Perfect Roast Chicken

8 Nov

For Christmas, my brother Chris gave me a book entitled Eat Like a Man.  It’s a compilation of recipes from a column by the same name in Esquire Magazine, a publication that has the exemplary writing of Playboy without, you know, those other superfluous parts of Playboy, like Hugh Hefner.   The day after he gave me the book, on Christmas morning, I cracked it open and read almost the entire book by noon.  It’s a combination of man logic (a “me like food” and “sex now” sort of angle), stripped down recipes that showcase the reasons to eat with true gusto, and the ways to put them all together, as in pairings, serving ideas, etc.   I also found out that there is a blog for it:  It continues on from where the book leaves off and provides yet further recipes and cocktails for the balls-out cook and gourmand.  Surely down the road, I will write about many of the recipes therein, but the one I have cooked about six times in as many weeks is the Roast Chicken.

It’s funny.  I have spent years trying figure out how to roast a chicken to make it look like this Norman Rockwell painting:

The guy who submitted the recipe for the book, a legitimate chef named Linton Hopkins from Restaurant Eugene in Atlanta, notes that he finally had it down after chef school.  Like him, I put butter under the skin and melted some over it, and rubbed it with herbs, salt, pepper, spices from parts of the world that Ken from Jeopardy would know, cloves of garlic, and lots of genuine love.

I also tried to learn how to truss a chicken; you know, the fancy knot tying trapese act that would inevitably cause the chicken legs to slip out of the loops I had made with the kitchen twine into a position reminiscent of an eastern European porn video, or so I heard.  In any case, unlike Mr. Hopkins from Atlanta, my chickens never looked like Norman Rockwell’s, so I finally gave up and stuck with boneless chicken breasts or BBQ for a while.

And then this book came along with this roast chicken recipe in it, and I can say that I am a changed and much more confident, happier man and cook.  This is the best roast chicken I have ever tasted, honest.   To make sure I wasn’t imagining things upon reading the recipe, I looked up his idea (which is basically to roast a bird at a very high temperature, with just salt and pepper, in a cast iron skillet or roasting pan) for reassurance.

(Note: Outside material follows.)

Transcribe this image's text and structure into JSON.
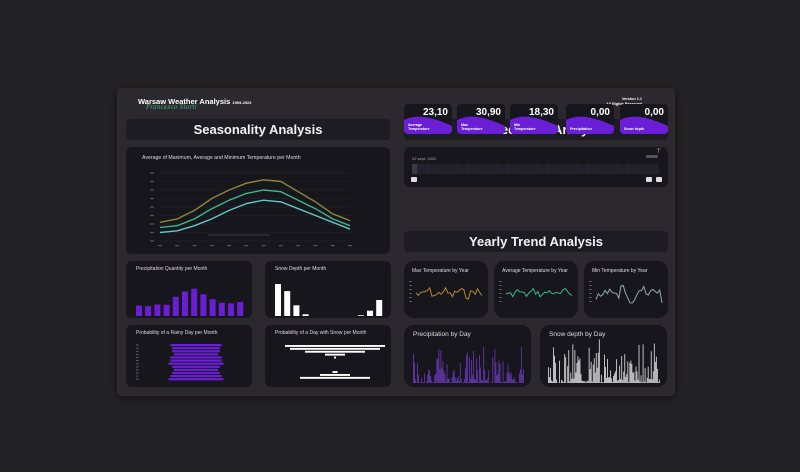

Sure enough, I found this recipe from the main and influential dude, Thomas Keller, of The French Laundry in Napa:

He too attests to this simplified roast chicken and how it is just how a chicken should be roasted: no bullshit.  I kind of put these two recipes together and got to my version.  So, here goes…

Perfect Roast Chicken


1 whole chicken, 4 to 5 pounds

1 tablespoon of salt or more to taste

1 tablespoon of freshly cracked pepper or more to taste

2 springs of rosemary or an onion or another herb or a lemon

Dijon mustard or gravy as dipping sauces

Makin’ It:

Preheat the oven to 450°F.  Yes, it’s supposed to be that hot.

Take the gizzard out of the chicken and wash the guy inside and out.

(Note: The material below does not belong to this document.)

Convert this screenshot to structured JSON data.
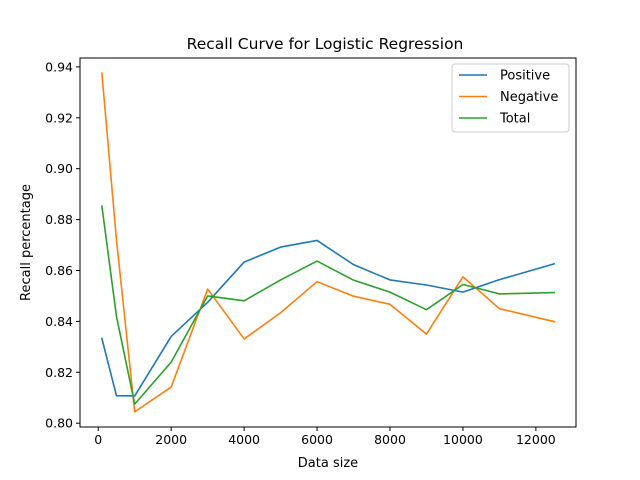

The next part is key:  dry the chicken until it’s bone dry.  As the two above chefs note, if you don’t, you’ll steam it rather than roast it if it’s not dried enough.  Here is our guest of honor before the roast:

(Notice the wine glass hasn’t even been filled yet…the only tragedy in this picture.)

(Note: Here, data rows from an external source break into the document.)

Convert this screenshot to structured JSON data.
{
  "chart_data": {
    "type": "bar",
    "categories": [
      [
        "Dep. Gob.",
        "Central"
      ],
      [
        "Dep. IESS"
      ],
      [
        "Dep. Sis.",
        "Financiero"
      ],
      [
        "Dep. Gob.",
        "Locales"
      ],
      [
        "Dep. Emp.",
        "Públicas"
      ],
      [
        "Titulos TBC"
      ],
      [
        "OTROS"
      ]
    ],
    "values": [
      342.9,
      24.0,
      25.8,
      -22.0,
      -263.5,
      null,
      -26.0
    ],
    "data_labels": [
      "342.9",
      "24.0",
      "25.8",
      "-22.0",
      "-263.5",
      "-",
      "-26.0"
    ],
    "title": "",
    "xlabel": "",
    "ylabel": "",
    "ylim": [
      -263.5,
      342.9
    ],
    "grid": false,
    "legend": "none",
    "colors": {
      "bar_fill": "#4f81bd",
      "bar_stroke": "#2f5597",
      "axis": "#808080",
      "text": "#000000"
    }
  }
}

Put this in the oven for an hour and get the side dishes together or do some laundry or play with the kids or grade some papers.

After an hour, it should be done and the thermometer inserted in the thick part of the thigh should be 165° to 170°.  I often was perplexed about this “thickest part of the thigh” thing, so I looked it up.  I took a picture for the world in the hope that it will go viral.  This is what it looks like both done and with the correct placement of the thermometer:

Let it rest for at least 10 minutes before carving and serving it.

The skin you see here is a crisp, salty, and fatty morsel (see also: bar wench).  Underneath is some of the tenderest chicken you will ever taste.  The high heat crisps the skin and traps the moisture. So simple and so genius.

Here is a site to learn you how to carve a chicken, which is easy once you get the hang of it: .

You can serve this with gravy and mashed potatoes, or anything, really.  The chicken alone is enough to make you cry.  It’s so tender that you will start just using your hands, as Keller points out in his recipe.  His suggestion of dipping your bites in dijon mustard is no joke, either.

This is so easy and good that anyone can do it and make everyone happy.

Drink:  White wine of any sort is excellent, but if you go the red route, stick to a light Pinot or something comparable.

Until later, eat, drink, and peace out.